Desencuentro de domingo


Algo tan simple como poner la copa de vino detrás de los libros de arte (esos grandes y carísimos, de los que ni siquiera tienes tantos): sabes que se va a romper, que a la larga el peso de los libros será suficiente para el desplome, y allí vas, a poner la copa ahí. ¿Quién te entiende? Ni siquiera cuando intentas en serio darte a entender lográs sacar todo de adentro (como si adentro tuyo hubiesen tantas cosas por entender). Ni hablar cuando ensayas el lenguaje extraverbal innato ese que crees algo desarrollado (donde no te entiende ni dios). Si, sucedió lo esperadamente indeseado, de nuevo.

Y tratas de analizarlo sin caer en la culpa de quien no acompaña en un momento difícil, de quien abandona por un instante crucial, justo cuando... 

No, no la quieres abandonar, sabes que te necesita aunque no te lo diga, aunque sólo haya sido un rapto de locura momentánea aquella noche te lo dijo (pero han pasado tantas noches desde aquella); aunque hoy no lo demuestre, sí, porque pudiste ver más allá de sus ojos y no te engañas (¿no?). Y tú también la necesitas, más de lo que puedas imaginar.

Pero más importantes son las sinrazones que te llevan a esto, porque por más empatías y coincidencias algunas, hay algo irracional que te mueve, que te inspira, que está en tu cabeza pero ella te lo genera, sin lugar a dudas y creíste ver en ella el mismo sentimiento, la misma locura, el mismo espanto y las mismas ganas.

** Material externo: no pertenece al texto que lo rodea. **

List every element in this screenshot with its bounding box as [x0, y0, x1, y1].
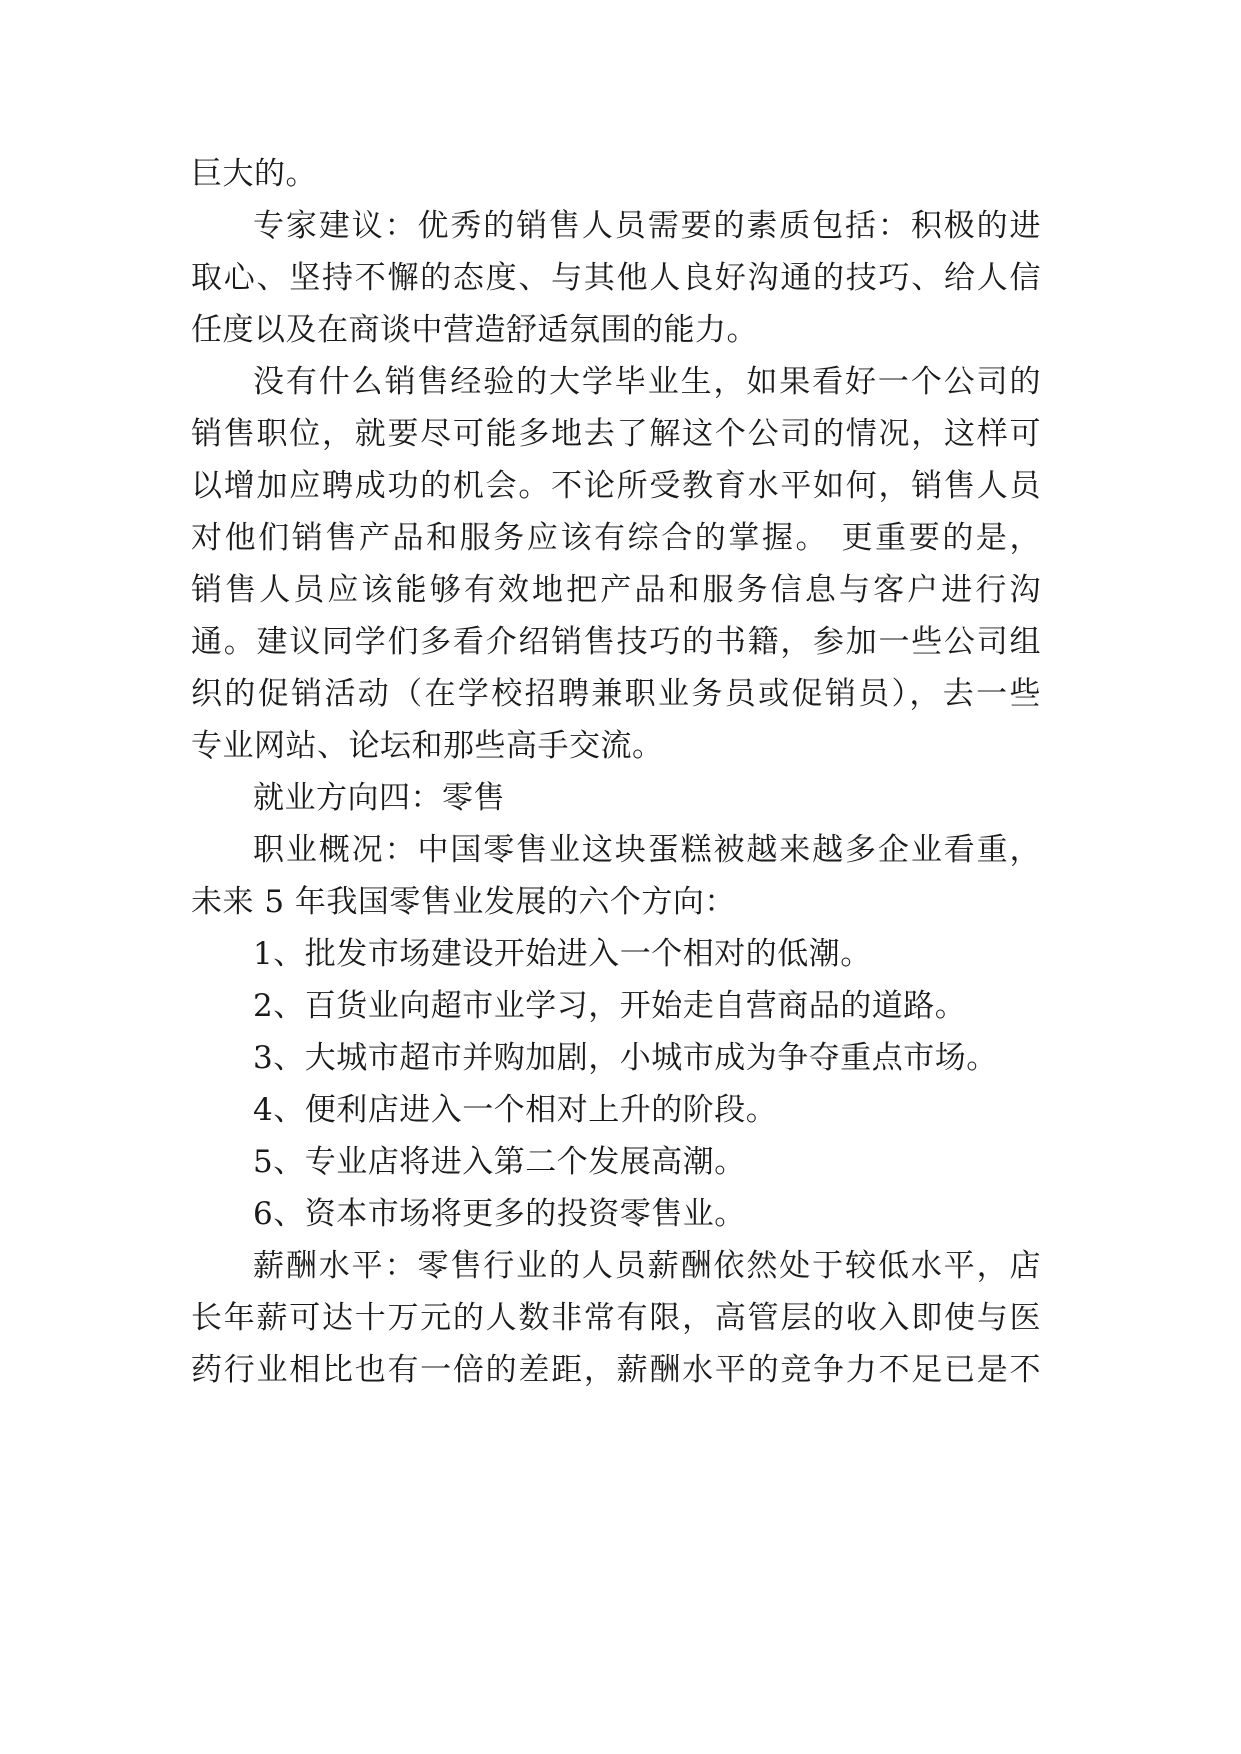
- text-line: 销售人员应该能够有效地把产品和服务信息与客户进行沟: [191, 572, 1041, 608]
- paragraph-first-line: 没有什么销售经验的大学毕业生，如果看好一个公司的: [253, 364, 1041, 400]
- text-line: 专业网站、论坛和那些高手交流。: [191, 728, 664, 764]
- text-line: 巨大的。: [191, 156, 317, 192]
- text-line: 通。建议同学们多看介绍销售技巧的书籍，参加一些公司组: [191, 624, 1041, 660]
- paragraph-first-line: 薪酬水平：零售行业的人员薪酬依然处于较低水平，店: [253, 1248, 1041, 1284]
- list-item: 6、资本市场将更多的投资零售业。: [253, 1196, 746, 1232]
- paragraph-first-line: 专家建议：优秀的销售人员需要的素质包括：积极的进: [253, 208, 1041, 244]
- list-item: 5、专业店将进入第二个发展高潮。: [253, 1144, 746, 1180]
- text-line: 织的促销活动（在学校招聘兼职业务员或促销员），去一些: [191, 676, 1041, 712]
- list-item: 1、批发市场建设开始进入一个相对的低潮。: [253, 936, 872, 972]
- text-line: 未来 5 年我国零售业发展的六个方向：: [191, 884, 736, 920]
- text-line: 取心、坚持不懈的态度、与其他人良好沟通的技巧、给人信: [191, 260, 1041, 296]
- section-heading: 就业方向四：零售: [253, 780, 505, 816]
- paragraph-first-line: 职业概况：中国零售业这块蛋糕被越来越多企业看重，: [253, 832, 1041, 868]
- text-line: 长年薪可达十万元的人数非常有限，高管层的收入即使与医: [191, 1300, 1041, 1336]
- list-item: 3、大城市超市并购加剧，小城市成为争夺重点市场。: [253, 1040, 998, 1076]
- text-line: 任度以及在商谈中营造舒适氛围的能力。: [191, 312, 758, 348]
- text-line: 以增加应聘成功的机会。不论所受教育水平如何，销售人员: [191, 468, 1041, 504]
- text-line: 对他们销售产品和服务应该有综合的掌握。 更重要的是，: [191, 520, 1041, 556]
- list-item: 2、百货业向超市业学习，开始走自营商品的道路。: [253, 988, 967, 1024]
- list-item: 4、便利店进入一个相对上升的阶段。: [253, 1092, 778, 1128]
- text-line: 药行业相比也有一倍的差距，薪酬水平的竞争力不足已是不: [191, 1352, 1041, 1388]
- text-line: 销售职位，就要尽可能多地去了解这个公司的情况，这样可: [191, 416, 1041, 452]
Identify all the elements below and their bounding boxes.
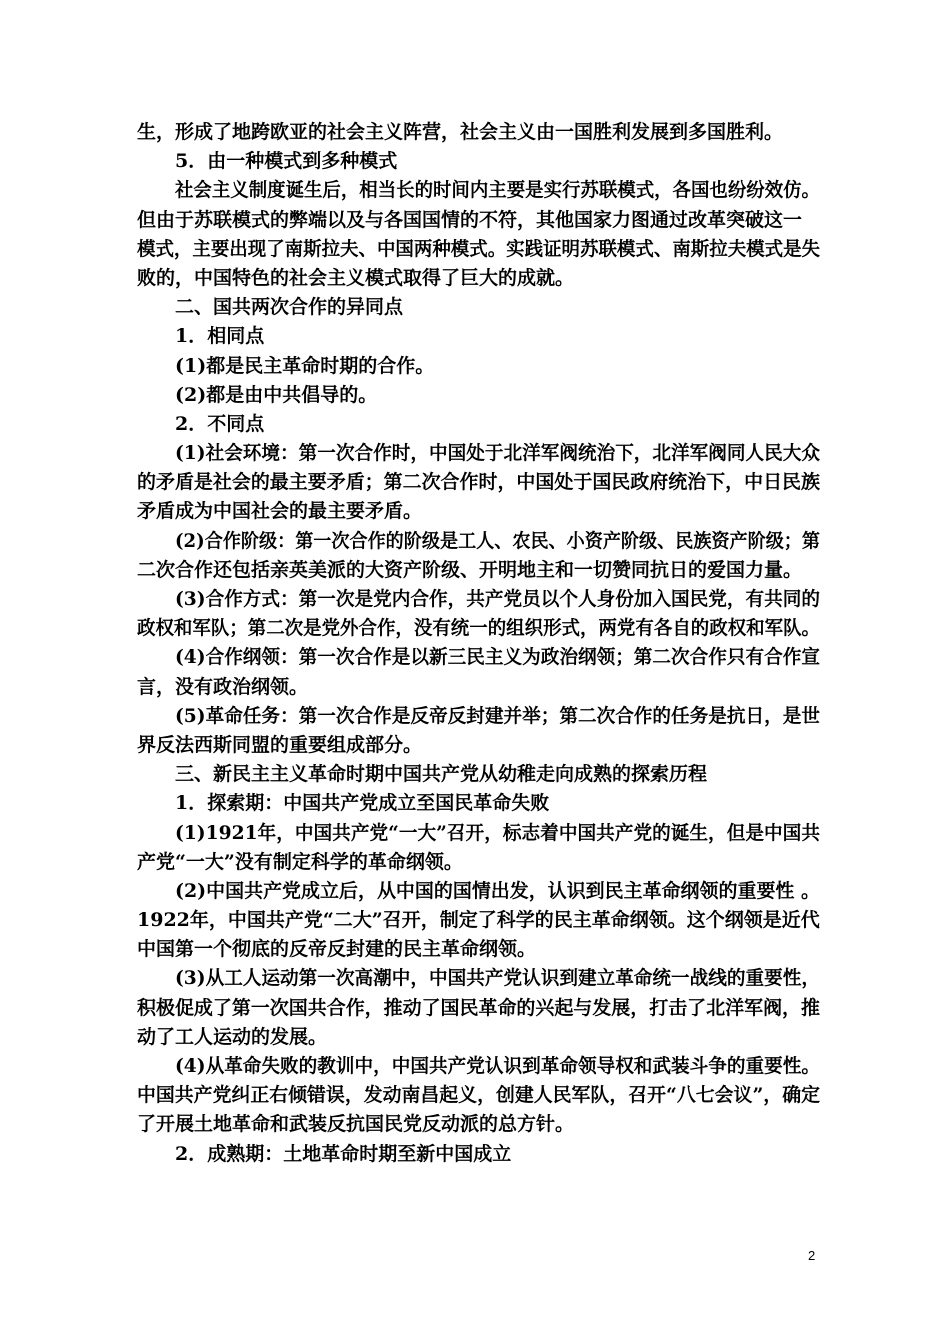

Al cabo dudas, vienes dudando desde antes de siempre, pero ahora más. Al tiempo entiendes, y algunas de tus dudas se aclaran, todavía muchas a tu favor, otras no tanto pero apuestas, todavía apuestas, como si esto se tratara de ganar y perder algo (¿acaso no?). Todavía quieres estar ahí, ser parte de su historia, ayudarla, acompañarla mientras te necesite, aunque lo dudes, por lo menos mientras te deje, y luego ver.

Entonces no entiendes por qué no fuiste hoy, por qué no puedes sostener la incondicionalidad que declamas y que sientes, por qué no llamarla y preguntarle cómo está, cómo se siente, decirle que no querías generar otro desencuentro, que sabías que podía suceder, que incluso de algún modo ahora pensás que pudiste hacer las cosas distinto, hablar más claramente de tus deseos (como si supieses cuales son), o tan siquiera escribirle algo genial sobre el lenguaje y los desencuentros, encontrar para ella las leyes de la gramática universal y mostrarle, enseñarle todo (como si pudieses) y entenderse. Pero no, no lo haces, sólo el vino ya agrio del viernes te acompaña entre tanto humo concentrado en el estudio cerrado por el aire.

Hay Jazz y te gustaría que estuviese aquí, estudiando en alguna habitación mientras escribes esto. Te gustaría haberte encontrado con ella en el parque y que ella dijera de venir a tu casa a estudiar, a pasar la noche, a amanecer un lunes e irse a trabajar (pero ella nunca te va a decir eso). Te gustaría no haberte ido así aquel martes (aunque sabes que fue lo mejor para ambos), no haber hablado más claramente aquel domingo (aunque a veces crees que más claro es imposible, no puedes, o va en contra de tus principios, esos principios que te pretenden cuidar a los cuales casi nunca les haces caso, esos que te dicen que necesitas ver que no solo generas los momentos con ella, sino que a veces se generan con la naturalidad que crees debe surgir entre dos que se quieren y que quieren pasar tiempo juntos, o que a veces los genere ella, o los pida siquiera, algo...). 

Entonces el estruendo, bloque grave estrepitoso vidrio contra el piso, el vino derramado como sangre, cristal hecho añicos y bronca, contigo mismo, con el tiempo y el mundo. 

Lo sabías, pero tenías la esperanza que ahora humedece el piso.